DEA also proposes to allow all controlled substances collected through take-back events, mail-back programs, and collection receptacles to be comingled with non-controlled substances. Collectors would be restricted from individually counting or inventorying controlled substances that they collect.
Disposal by Registrants and Reverse Distributors. DEA is proposing to delete 21 C.F.R. § 1307.21, the existing regulation on registrant disposal, and incorporate requirements on disposal procedures, recordkeeping and security in a new part 1317. DEA proposes to modify existing DEA Form 41, “Registrants Inventory of Drugs Surrendered”, for documenting the destruction of controlled substances among registrants and to account for registrant destruction of controlled substances collected from ultimate users and other non-registrants.

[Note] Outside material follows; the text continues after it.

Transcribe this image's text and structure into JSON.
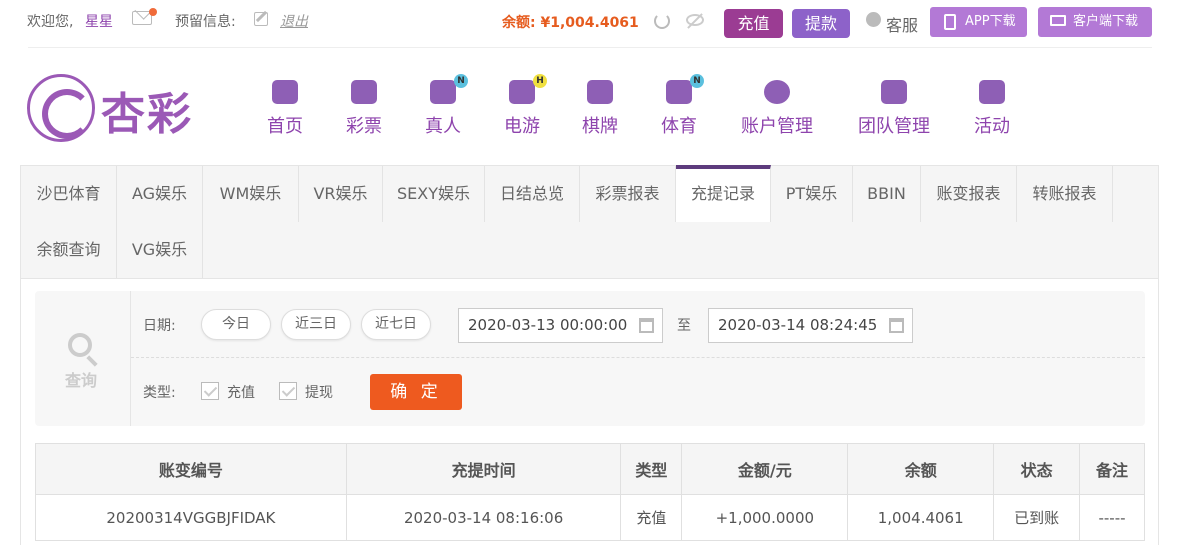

DEA is also proposing to revise regulations for reverse distributors. Reverse distributors acquire controlled substances from other registrants and may also be authorized as collectors, so they accumulate greater quantities of controlled substances for destruction than other registrants. DEA proposes to revise definitions related to reverse distribution and add new acquisition procedures, recordkeeping and security requirements.
DEA is proposing to delete the existing regulation on return and recall (21 C.F.R. § 1307.12) and incorporate requirements into a new part 1317.10. The new regulations would clarify which registrants are authorized to handle returns and recalls and enhance recordkeeping and ordering requirements.
Methods of Destruction. DEA is proposing a “non-retrievable” standard of destruction for persons who destroy controlled substances. DEA will not require a particular method of destruction, so long as the controlled substance is rendered “non-retrievable.” This standard will allow public and private entities to develop a variety of destruction methods that are “secure, convenient, and responsible, consistent with preventing the diversion of such substances.”
We anticipate focusing on specific elements of DEA’s proposed rulemaking in future blog posts.